Just about the only thing in the film legitimately undercutting Lester’s false charms is Spacey himself, giving probably his most famed performance and one that fully and entirely, if maybe accidentally, captures the lecherous, libidinous side of Lester’s ego run amok. It is no secret that Spacey always sounds vaguely self-superior in his performances, and he brings an acerbic, cutting edge to his portrayal of Lester that fascinatingly contrasts with the loveliness of the film’s cinematography and the obviousness of its social observations.

Most of the performances veer toward brilliant, in fact, although the film’s disturbing treatment of its characters makes this a dubious achievement to say the least. This is particularly true for Annette Benning, who is wonderful in a role that desperately wishes to abuse her as a vile Ice Queen of a modern, empowered female who is wholly obsessed with successful social airs and has no time for Lester’s closeted social rebellion. The film never once bothers to ask whether women, routinely disempowered in society, may have more reason to struggle to fit in and may have more reason to reject anything socially disagreeable in order to survive in a society wanting to put them down. It never once bothers to question why movies are so sympathetic to men who desperately seek to return to immature, adolescent states, while women are so often judged for the same actions. It never once bothers to ask this because it wouldn’t fit into the film’s view of women as grotesque, angular Cruella de Vil types endlessly barking at their husbands.

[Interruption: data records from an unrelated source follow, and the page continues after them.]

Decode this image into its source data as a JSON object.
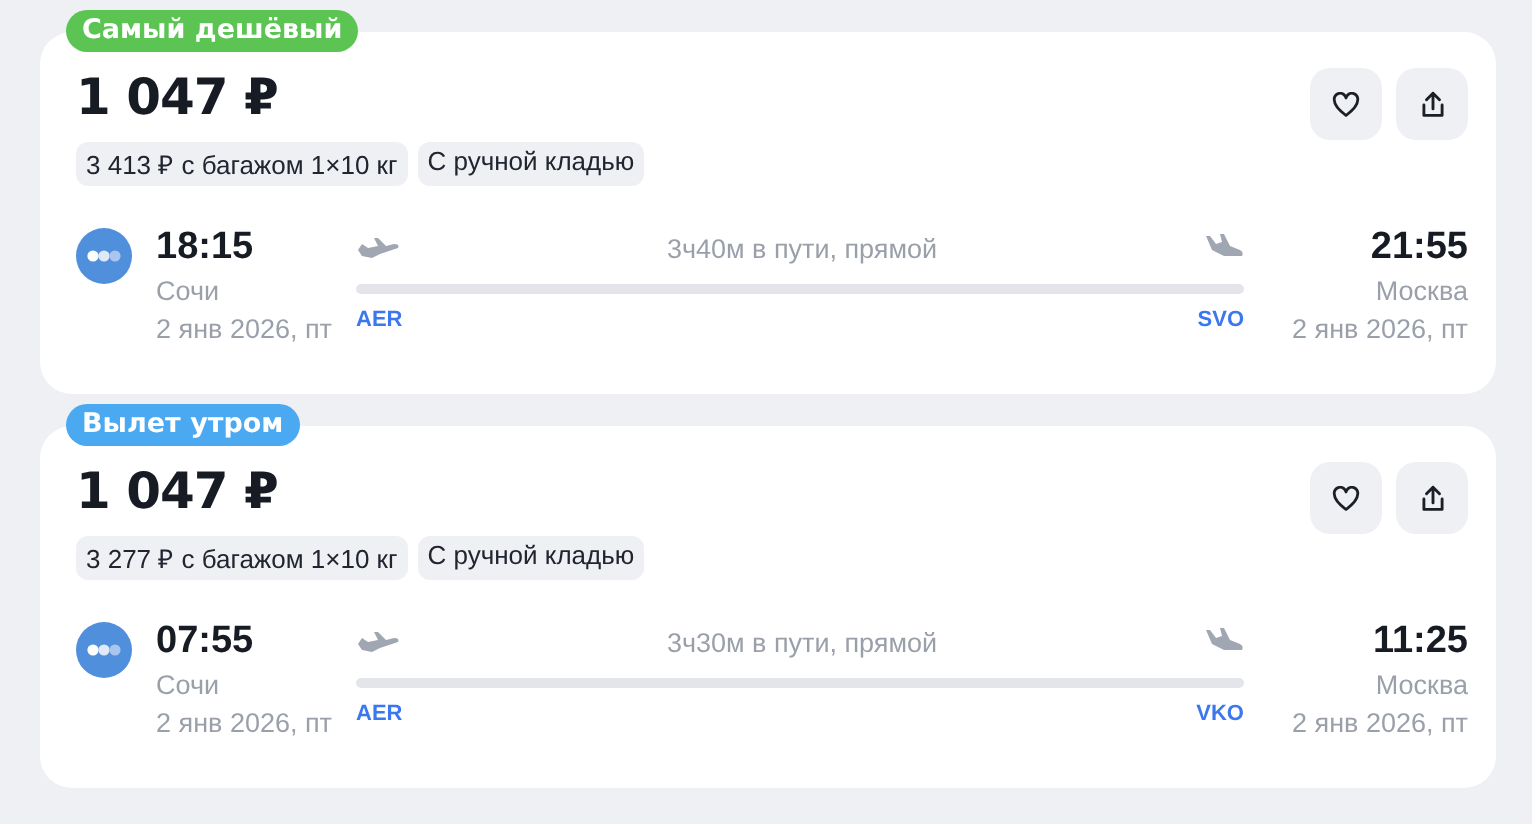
{
  "offers": [
    {
      "badge": {
        "label": "Самый дешёвый",
        "color": "#5bc453"
      },
      "price": "1 047 ₽",
      "chips": [
        "3 413 ₽ с багажом 1×10 кг",
        "С ручной кладью"
      ],
      "departure": {
        "time": "18:15",
        "city": "Сочи",
        "date": "2 янв 2026, пт",
        "code": "AER"
      },
      "arrival": {
        "time": "21:55",
        "city": "Москва",
        "date": "2 янв 2026, пт",
        "code": "SVO"
      },
      "duration": "3ч40м в пути, прямой"
    },
    {
      "badge": {
        "label": "Вылет утром",
        "color": "#4ba9f2"
      },
      "price": "1 047 ₽",
      "chips": [
        "3 277 ₽ с багажом 1×10 кг",
        "С ручной кладью"
      ],
      "departure": {
        "time": "07:55",
        "city": "Сочи",
        "date": "2 янв 2026, пт",
        "code": "AER"
      },
      "arrival": {
        "time": "11:25",
        "city": "Москва",
        "date": "2 янв 2026, пт",
        "code": "VKO"
      },
      "duration": "3ч30м в пути, прямой"
    }
  ]
}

As the film sees it, Lester is a soulless person looking for a soul, while Carolyn is just a glass figure who couldn’t care less how hollow she is on the inside.

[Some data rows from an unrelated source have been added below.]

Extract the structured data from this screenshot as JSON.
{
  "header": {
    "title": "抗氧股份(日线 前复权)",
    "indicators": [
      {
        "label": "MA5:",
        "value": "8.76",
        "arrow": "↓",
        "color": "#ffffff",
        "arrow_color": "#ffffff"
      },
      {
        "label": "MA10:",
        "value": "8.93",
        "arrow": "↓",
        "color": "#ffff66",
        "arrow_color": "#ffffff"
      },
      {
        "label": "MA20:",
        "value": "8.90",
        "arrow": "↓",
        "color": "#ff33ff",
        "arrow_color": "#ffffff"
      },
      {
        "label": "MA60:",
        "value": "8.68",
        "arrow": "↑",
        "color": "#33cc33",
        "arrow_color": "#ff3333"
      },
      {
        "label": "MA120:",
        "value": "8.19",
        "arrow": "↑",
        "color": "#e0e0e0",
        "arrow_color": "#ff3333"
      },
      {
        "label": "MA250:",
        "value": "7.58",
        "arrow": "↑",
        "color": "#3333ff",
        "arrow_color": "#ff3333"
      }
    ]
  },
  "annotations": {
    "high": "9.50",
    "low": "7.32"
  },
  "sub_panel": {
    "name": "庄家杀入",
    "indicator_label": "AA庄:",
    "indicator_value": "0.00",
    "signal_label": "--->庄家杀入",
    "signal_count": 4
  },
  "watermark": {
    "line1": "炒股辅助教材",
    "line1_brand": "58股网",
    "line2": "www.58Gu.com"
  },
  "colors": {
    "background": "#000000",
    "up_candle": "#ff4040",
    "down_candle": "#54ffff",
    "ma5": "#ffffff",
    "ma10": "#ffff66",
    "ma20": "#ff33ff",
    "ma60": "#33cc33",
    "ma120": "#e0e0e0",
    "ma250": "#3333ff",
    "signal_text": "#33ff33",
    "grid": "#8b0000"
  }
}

Which brings us back to the cinematography, which is painfully poetic and piercingly potent, if somewhat at odds with the lusty impulses of Lester’s id. For a film that is so scorchingly and inflexibly critical of materialism (although it certainly identifies with Lester’s quasi-rebellious brand of adolescent materialism), it is an almost ironically image-obsessed film. It hammers home its obsessive visuals with a compulsive streak a mile wide, absolutely engaging itself with all of its senses and basking in every smell and sight it can possibly find in a way that feels less insightful than packaged and plastically pretty. Hall’s images, poetically gliding and hyper-realized in a classical, almost primary-colored sense, deconstruct the boxed-up, bow-covered nature of suburbia, reading the superficial good looks of suburban lifestyle past themselves until the surface-level pleasures become gross. It is a film with visuals that are so pretty that they feel falsely, cloyingly, artificially sugar-sweet, like their own wrapped-up, packaged form of corporate prettiness that suffocates any life out of the film. It may be that Hall was clever and subversive enough to critique the film privately, and everyone else was too distracted by their egos to notice. The visuals feel too composed to breathe at all, as if their inability to do so was their very purpose, possibly a great trick perpetrated by Hall under Sam Mendes’ and Alan Ball’s nose. They choke the film, like the strangling superficial beauty of suburbia itself.

But the rest of the film seems convinced of life even in its own necrosis; it is so stuffy, so self-important, and so smug about its own pestering, amateurish observations about consumerist society, and its only solution to these problems is to reduce itself to a teenage male again. It vaguely pretends to criticize Lester once or twice, but the attempts to do so are but tricks and lies to defend itself against criticism. It is absolutely gorgeous, as all of Sam Mendes’ films are, but Mendes’ film treats these visuals as a particularly hollow form of gorgeous, serving not to enhance or fascinatingly explore its narrative, but to excuse it, and even hide it. Even when the visuals sometimes work to critique the film, for its hollow qualities, they are too little, too late. In the end, this film is what it strives to critique: a sterile, corporate, vacant, empty, valueless void with a bow around it. A void that could be called suburbia, but it turns out the name American Beauty does just fine.